Hearing loss and dementia

It started with an eye test. The eyes are fine, they told me, and haven’t deteriorated in the past year. But would I be interested in a free hearing test?

“Fine,” I said. “Let’s do it.” You see, I have a soft corner for freebies.

I went to the next room and a young audiologist in his early thirties asked me if I suffered any hearing loss.

“Not really,” I said, “although I can’t hear the oven timer when I’m in the living room watching TV.”

I had been using this particular handicap to my advantage. It’s always my wife who pauses the TV and goes to check the pizza or whatever is in the oven. I just sit there taking the opportunity to check my phone. Nevertheless, I would wonder why she keeps disappearing. If I ask her, “Where are you going?”, she just responds with a sad smile.

“Anything else?”, continued the audiologist.

“No, except my wife sometimes complains that my hearing is going from bad to worse. But that’s because she mumbles.”

I could see a glint in his eye at the prospect of selling me some hearing aid.

“No problem. We’ll soon find out,” he said, handing me a set of headphones and starting up his computer. Long story short, I was told I had moderate hearing loss in my right ear and after further tests involving progressively quieter monologues spoken in an American accent over severe background noise, he confirmed (the glint in his eye now a steady glow) that my hearing could do with some ‘assistance’. He wasn’t using the dreaded H word yet. I knew the game was up for me. But I was not going to succumb so easily.

“So,” I interrogated him, “what happens if I do nothing? Will my hearing get worse?”

“Your hearing will deteriorate, just as mine will, over the years. However, research has shown that uncorrected hearing loss leads to cognitive impairment,” he replied with prophetic finality. He had me there. He was singing a requiem in honour of the last vestiges of my youth.

Sometimes it is better to give the impression that one has lost the argument in order to gain a future advantage- like a chess gambit.

“Do you have a hearing aid I could try? And perhaps we could repeat some tests?” I asked tentatively.

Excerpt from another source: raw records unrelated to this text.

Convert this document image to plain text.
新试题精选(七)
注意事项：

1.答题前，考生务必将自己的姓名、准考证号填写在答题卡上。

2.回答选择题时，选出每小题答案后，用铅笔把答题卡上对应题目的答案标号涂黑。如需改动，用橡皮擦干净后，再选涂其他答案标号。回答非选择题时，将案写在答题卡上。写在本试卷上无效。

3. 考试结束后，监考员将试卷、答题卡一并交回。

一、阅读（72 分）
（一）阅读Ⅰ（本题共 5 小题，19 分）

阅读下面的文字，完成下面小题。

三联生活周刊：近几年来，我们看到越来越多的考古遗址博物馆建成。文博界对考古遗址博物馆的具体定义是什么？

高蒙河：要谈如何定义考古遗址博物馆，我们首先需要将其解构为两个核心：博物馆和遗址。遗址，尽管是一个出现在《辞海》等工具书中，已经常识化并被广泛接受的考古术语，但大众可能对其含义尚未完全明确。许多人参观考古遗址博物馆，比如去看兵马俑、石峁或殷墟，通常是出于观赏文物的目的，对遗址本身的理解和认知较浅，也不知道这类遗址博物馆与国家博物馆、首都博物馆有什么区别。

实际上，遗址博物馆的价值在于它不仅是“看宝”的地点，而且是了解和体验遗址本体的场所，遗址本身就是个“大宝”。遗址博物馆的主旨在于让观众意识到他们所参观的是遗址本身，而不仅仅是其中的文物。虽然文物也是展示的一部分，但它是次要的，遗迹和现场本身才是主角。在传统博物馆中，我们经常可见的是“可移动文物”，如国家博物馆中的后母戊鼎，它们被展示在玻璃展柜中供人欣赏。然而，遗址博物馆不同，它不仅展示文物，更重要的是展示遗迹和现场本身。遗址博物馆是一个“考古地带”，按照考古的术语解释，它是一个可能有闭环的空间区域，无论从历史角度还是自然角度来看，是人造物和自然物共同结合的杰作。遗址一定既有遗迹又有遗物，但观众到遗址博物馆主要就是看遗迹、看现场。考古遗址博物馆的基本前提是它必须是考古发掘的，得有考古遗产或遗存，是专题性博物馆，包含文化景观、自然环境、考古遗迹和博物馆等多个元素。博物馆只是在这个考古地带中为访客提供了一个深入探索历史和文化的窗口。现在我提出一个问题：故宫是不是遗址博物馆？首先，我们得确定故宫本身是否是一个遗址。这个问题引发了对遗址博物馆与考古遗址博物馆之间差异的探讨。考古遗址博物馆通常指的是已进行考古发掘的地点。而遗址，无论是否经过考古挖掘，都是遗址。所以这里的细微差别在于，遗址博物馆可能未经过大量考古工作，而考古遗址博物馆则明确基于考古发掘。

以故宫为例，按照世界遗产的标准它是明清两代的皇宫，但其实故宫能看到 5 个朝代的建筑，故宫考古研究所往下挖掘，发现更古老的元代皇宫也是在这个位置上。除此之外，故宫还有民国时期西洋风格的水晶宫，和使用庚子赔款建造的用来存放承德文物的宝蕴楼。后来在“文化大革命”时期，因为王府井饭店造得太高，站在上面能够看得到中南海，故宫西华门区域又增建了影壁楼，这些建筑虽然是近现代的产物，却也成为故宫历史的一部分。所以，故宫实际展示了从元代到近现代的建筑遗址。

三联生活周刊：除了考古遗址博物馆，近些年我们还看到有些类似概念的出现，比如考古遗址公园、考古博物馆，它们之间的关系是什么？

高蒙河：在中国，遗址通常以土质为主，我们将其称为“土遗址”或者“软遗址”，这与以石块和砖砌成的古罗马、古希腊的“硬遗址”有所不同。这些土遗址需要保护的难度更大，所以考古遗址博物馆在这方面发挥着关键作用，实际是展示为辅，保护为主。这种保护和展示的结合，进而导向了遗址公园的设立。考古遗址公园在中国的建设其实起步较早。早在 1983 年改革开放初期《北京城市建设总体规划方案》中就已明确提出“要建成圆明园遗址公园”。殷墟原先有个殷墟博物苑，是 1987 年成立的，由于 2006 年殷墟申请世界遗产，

He readily agreed and inserted a hearing aid in my right ear. However, he was selective in the tests he would repeat. He wouldn’t replay the tests with the American accent but agreed to play some single words instead. I didn’t like the hearing aid one bit. There was a delay in hearing my own speech. It felt as if someone was physically carrying the words from my mouth to my ears. Moreover, the sound was tinny like a cheap old radio.

“We can see a 30% improvement,” the audiologist finally informed me pointing to his computer screen as evidence. But I had already made up my mind.

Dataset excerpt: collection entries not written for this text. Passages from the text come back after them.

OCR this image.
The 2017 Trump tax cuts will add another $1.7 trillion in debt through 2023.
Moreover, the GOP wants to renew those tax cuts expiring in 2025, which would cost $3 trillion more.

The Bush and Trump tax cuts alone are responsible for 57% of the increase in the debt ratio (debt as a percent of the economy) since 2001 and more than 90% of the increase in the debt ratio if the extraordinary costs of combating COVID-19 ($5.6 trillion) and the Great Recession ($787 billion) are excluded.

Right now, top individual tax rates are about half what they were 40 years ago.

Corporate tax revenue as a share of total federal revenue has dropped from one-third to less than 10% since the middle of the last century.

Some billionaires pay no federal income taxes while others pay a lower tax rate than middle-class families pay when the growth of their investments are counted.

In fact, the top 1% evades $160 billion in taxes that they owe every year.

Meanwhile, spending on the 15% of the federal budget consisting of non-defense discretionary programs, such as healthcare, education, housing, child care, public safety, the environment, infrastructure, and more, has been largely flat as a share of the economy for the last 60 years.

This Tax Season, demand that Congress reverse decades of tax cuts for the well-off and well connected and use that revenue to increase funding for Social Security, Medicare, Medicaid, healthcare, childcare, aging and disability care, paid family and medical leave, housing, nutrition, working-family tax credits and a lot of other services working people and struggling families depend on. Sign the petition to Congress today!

“No! I’m not having it,” I gave my verdict. Noticing the crestfallen expression on his face, I added with insincerity, “Let’s give it another year.”

I went in for an eye test and came out with visions of myself turning into a deaf, demented old geezer. That was the thought foremost in my head as I walked out of the shop. Nevertheless, I was damned if I got a hearing aid.

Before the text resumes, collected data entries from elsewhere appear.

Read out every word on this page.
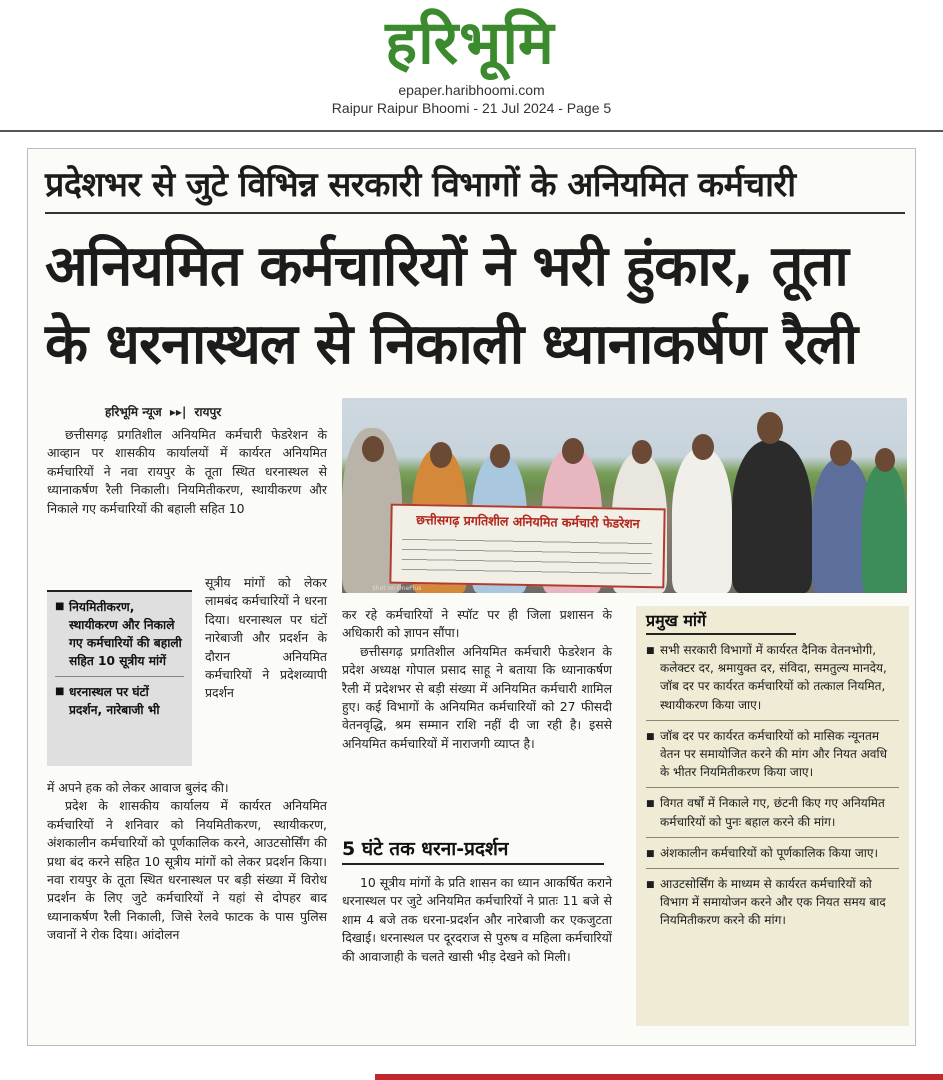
हरिभूमि
epaper.haribhoomi.com
Raipur Raipur Bhoomi - 21 Jul 2024 - Page 5
प्रदेशभर से जुटे विभिन्न सरकारी विभागों के अनियमित कर्मचारी
अनियमित कर्मचारियों ने भरी हुंकार, तूता
के धरनास्थल से निकाली ध्यानाकर्षण रैली
हरिभूमि न्यूज ▸▸| रायपुर
छत्तीसगढ़ प्रगतिशील अनियमित कर्मचारी फेडरेशन के आव्हान पर शासकीय कार्यालयों में कार्यरत अनियमित कर्मचारियों ने नवा रायपुर के तूता स्थित धरनास्थल से ध्यानाकर्षण रैली निकाली। नियमितीकरण, स्थायीकरण और निकाले गए कर्मचारियों की बहाली सहित 10
सूत्रीय मांगों को लेकर लामबंद कर्मचारियों ने धरना दिया। धरनास्थल पर घंटों नारेबाजी और प्रदर्शन के दौरान अनियमित कर्मचारियों ने प्रदेशव्यापी प्रदर्शन
■ नियमितीकरण, स्थायीकरण और निकाले गए कर्मचारियों की बहाली सहित 10 सूत्रीय मांगें
■ धरनास्थल पर घंटों प्रदर्शन, नारेबाजी भी
में अपने हक को लेकर आवाज बुलंद की।
प्रदेश के शासकीय कार्यालय में कार्यरत अनियमित कर्मचारियों ने शनिवार को नियमितीकरण, स्थायीकरण, अंशकालीन कर्मचारियों को पूर्णकालिक करने, आउटसोर्सिंग की प्रथा बंद करने सहित 10 सूत्रीय मांगों को लेकर प्रदर्शन किया। नवा रायपुर के तूता स्थित धरनास्थल पर बड़ी संख्या में विरोध प्रदर्शन के लिए जुटे कर्मचारियों ने यहां से दोपहर बाद ध्यानाकर्षण रैली निकाली, जिसे रेलवे फाटक के पास पुलिस जवानों ने रोक दिया। आंदोलन
छत्तीसगढ़ प्रगतिशील अनियमित कर्मचारी फेडरेशन
Shot on OnePlus
कर रहे कर्मचारियों ने स्पॉट पर ही जिला प्रशासन के अधिकारी को ज्ञापन सौंपा।
छत्तीसगढ़ प्रगतिशील अनियमित कर्मचारी फेडरेशन के प्रदेश अध्यक्ष गोपाल प्रसाद साहू ने बताया कि ध्यानाकर्षण रैली में प्रदेशभर से बड़ी संख्या में अनियमित कर्मचारी शामिल हुए। कई विभागों के अनियमित कर्मचारियों को 27 फीसदी वेतनवृद्धि, श्रम सम्मान राशि नहीं दी जा रही है। इससे अनियमित कर्मचारियों में नाराजगी व्याप्त है।
5 घंटे तक धरना-प्रदर्शन
10 सूत्रीय मांगों के प्रति शासन का ध्यान आकर्षित कराने धरनास्थल पर जुटे अनियमित कर्मचारियों ने प्रातः 11 बजे से शाम 4 बजे तक धरना-प्रदर्शन और नारेबाजी कर एकजुटता दिखाई। धरनास्थल पर दूरदराज से पुरुष व महिला कर्मचारियों की आवाजाही के चलते खासी भीड़ देखने को मिली।
प्रमुख मांगें
■ सभी सरकारी विभागों में कार्यरत दैनिक वेतनभोगी, कलेक्टर दर, श्रमायुक्त दर, संविदा, समतुल्य मानदेय, जॉब दर पर कार्यरत कर्मचारियों को तत्काल नियमित, स्थायीकरण किया जाए।
■ जॉब दर पर कार्यरत कर्मचारियों को मासिक न्यूनतम वेतन पर समायोजित करने की मांग और नियत अवधि के भीतर नियमितीकरण किया जाए।
■ विगत वर्षों में निकाले गए, छंटनी किए गए अनियमित कर्मचारियों को पुनः बहाल करने की मांग।
■ अंशकालीन कर्मचारियों को पूर्णकालिक किया जाए।
■ आउटसोर्सिंग के माध्यम से कार्यरत कर्मचारियों को विभाग में समायोजन करने और एक नियत समय बाद नियमितीकरण करने की मांग।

The audiologist’s prognosis played on my mind for a few days. But human beings are adept at getting rid of unpleasant memories and I soon managed to forget all about the hearing aid affair.

A couple of weeks later, we went for dinner with some friends. I only had a glass of wine with my meal. So inebriation can be ruled out for what followed. Back home, I retrieved my handkerchief from the right trouser pocket. That’s when I could sense there was something in my left pocket as well – a neatly folded table napkin from the restaurant!

An uncomfortable thought has occurred to me. Is the audiologist’s prophecy coming true?